Guido van Rossum guido@python.org
Sun, 20 Apr 2003 20:58:06 -0400


Thanks to all for a good and quick discussion!

I'm swayed by Alex's argument that a simple sum() builtin answers a
lot of recurring questions, so I'd like to add it.

I've never liked reduce() -- in its full generality it causes hard to
understand code, and I'm glad to see sum() remove probably 80% of the
need for it.

I like sum() best as the name -- that's what it's called in other
systems.

I'm not too concerned about the number of builtins (we should
deprecate some anyway to make room for new ones).

I'm not too worried that people will ask for prod() as well.  And if
they do, maybe we can give them that too; there's not much else along
the same lines (bitwise or/and; ha ha ha) so even if the slope may be
a bit slippery, I'm not worried about sliding too far.

I don't think the signature should be extended to match min() and
max() -- min(a, b) serves a real purpose, but sum(a, b) is just a
redundant way of saying a+b, and ditto for sum(a,b,c) etc.

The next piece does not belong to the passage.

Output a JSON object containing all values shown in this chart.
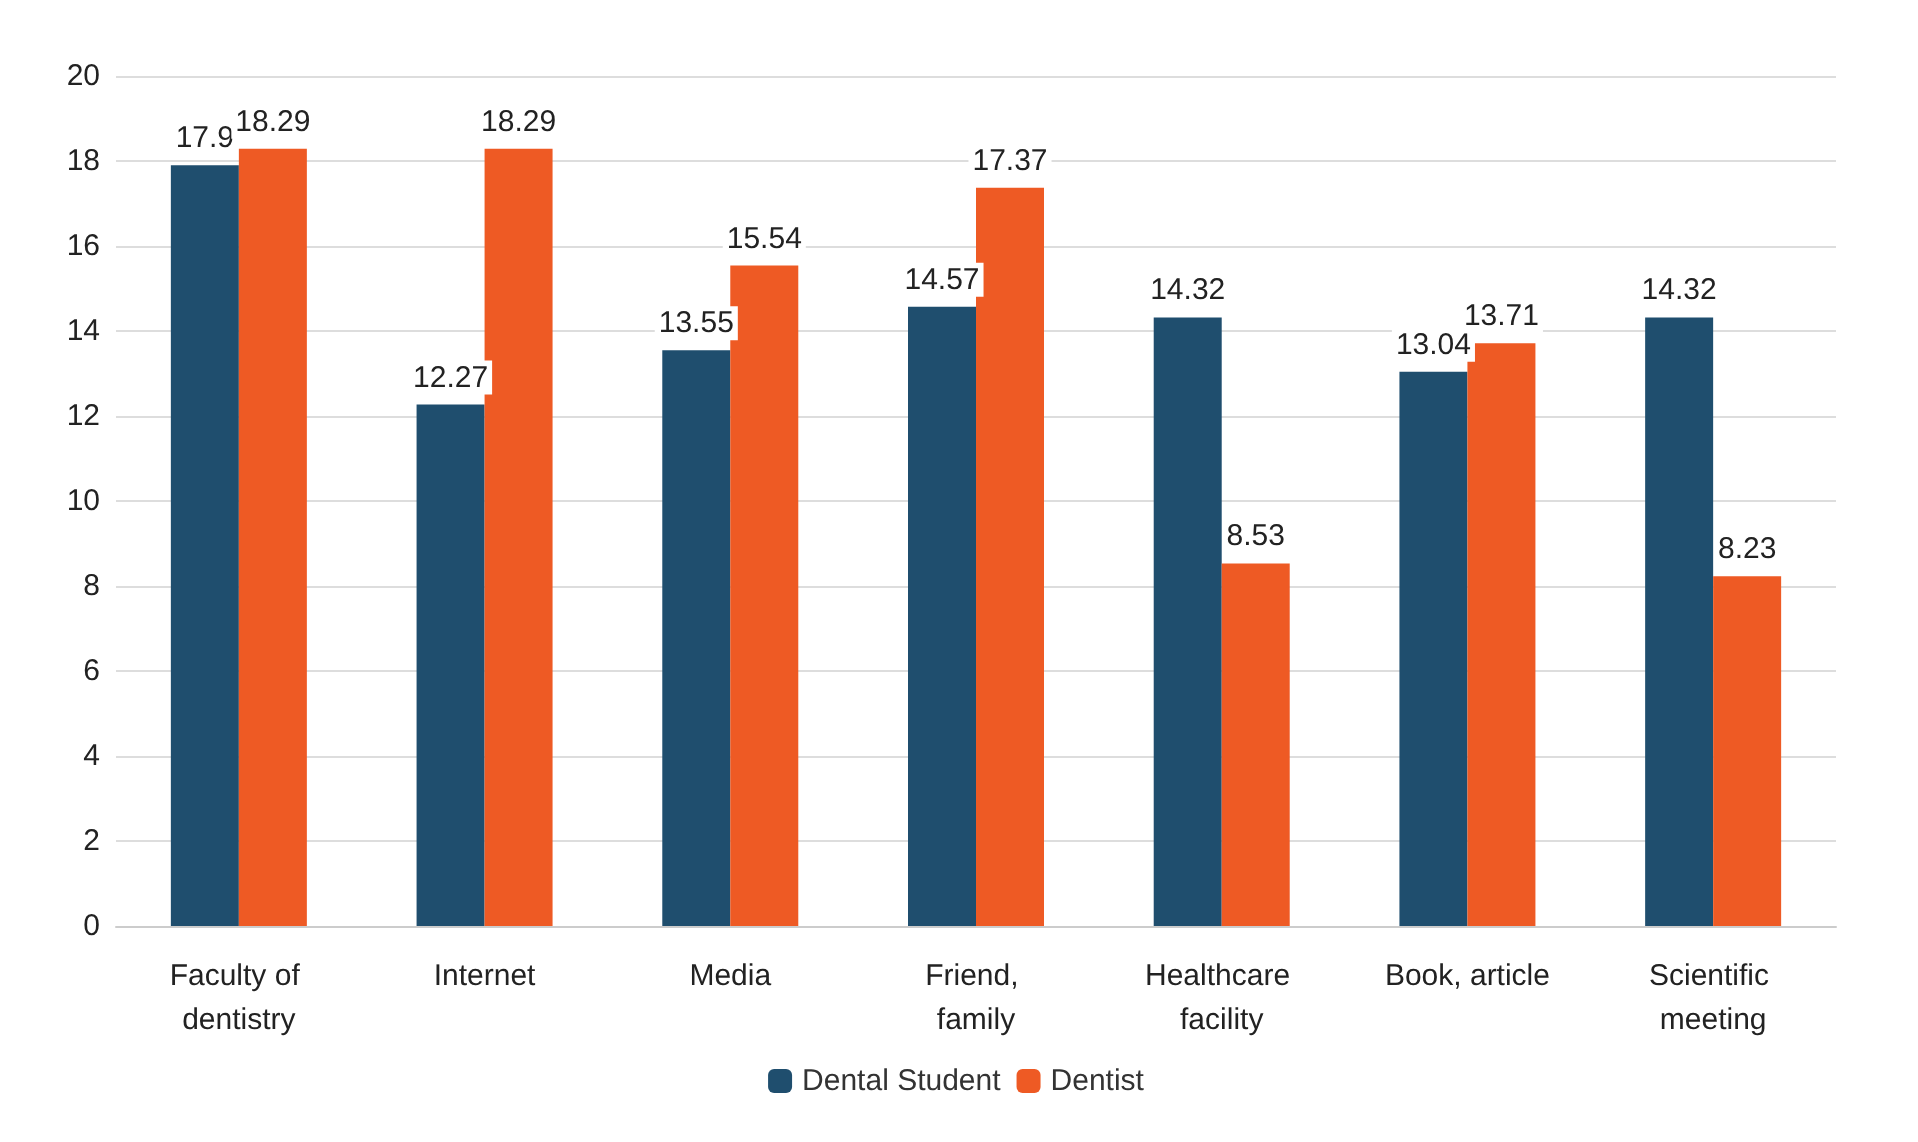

There's a bunch of statistics functions (avg or mean, sdev etc.) that
should go in a statistics package or module together with more
advanced statistics stuff -- it would be a good idea to form a working
group or SIG to design such a thing with an eye towards usability,
power, and avoiding traps for newbies.

Finally, there's the question of what sum() of an empty sequence
should be.  There are several ways to force it: you can write

  sum(L or [0])

(which avoids the cost of copying in sum(L + [0]), or we can give
sum() an optional second argument.  But still, what should sum([]) do?
I'm sure that the newbies who are asking for it would be surprised by
anything except sum([]) == 0, since they probably want to sum a list
of numbers, and occasionally (albeit through a bug in their program
:-) the list will be empty.  But that means that summing a sequence of
strings ends up with a strange end case.  So perhaps raising an
exception for an empty sequence, like min() and max(), is better: "In
the face of ambiguity, refuse the temptation to guess."  An optional
second argument can then be used to specify a starting point for the
summation.  The semantics of this argument should be the same as for
reduce():

  sum(S, x) == sum([x] + list(S))

and hence

  sum(["a", "b"], "x") == "xab"

(A minority view that I can't quite shake off: since the name sum()
strongly suggests it's summing up numbers, sum([]) should be 0 and no
second argument is allowed.  I find using sum() for a sequence of
strings a bit weird anyway, and will probably continue to write
"".join(S) for that case.)

Alex, care to send in your patch?

--Guido van Rossum (home page: http://www.python.org/~guido/)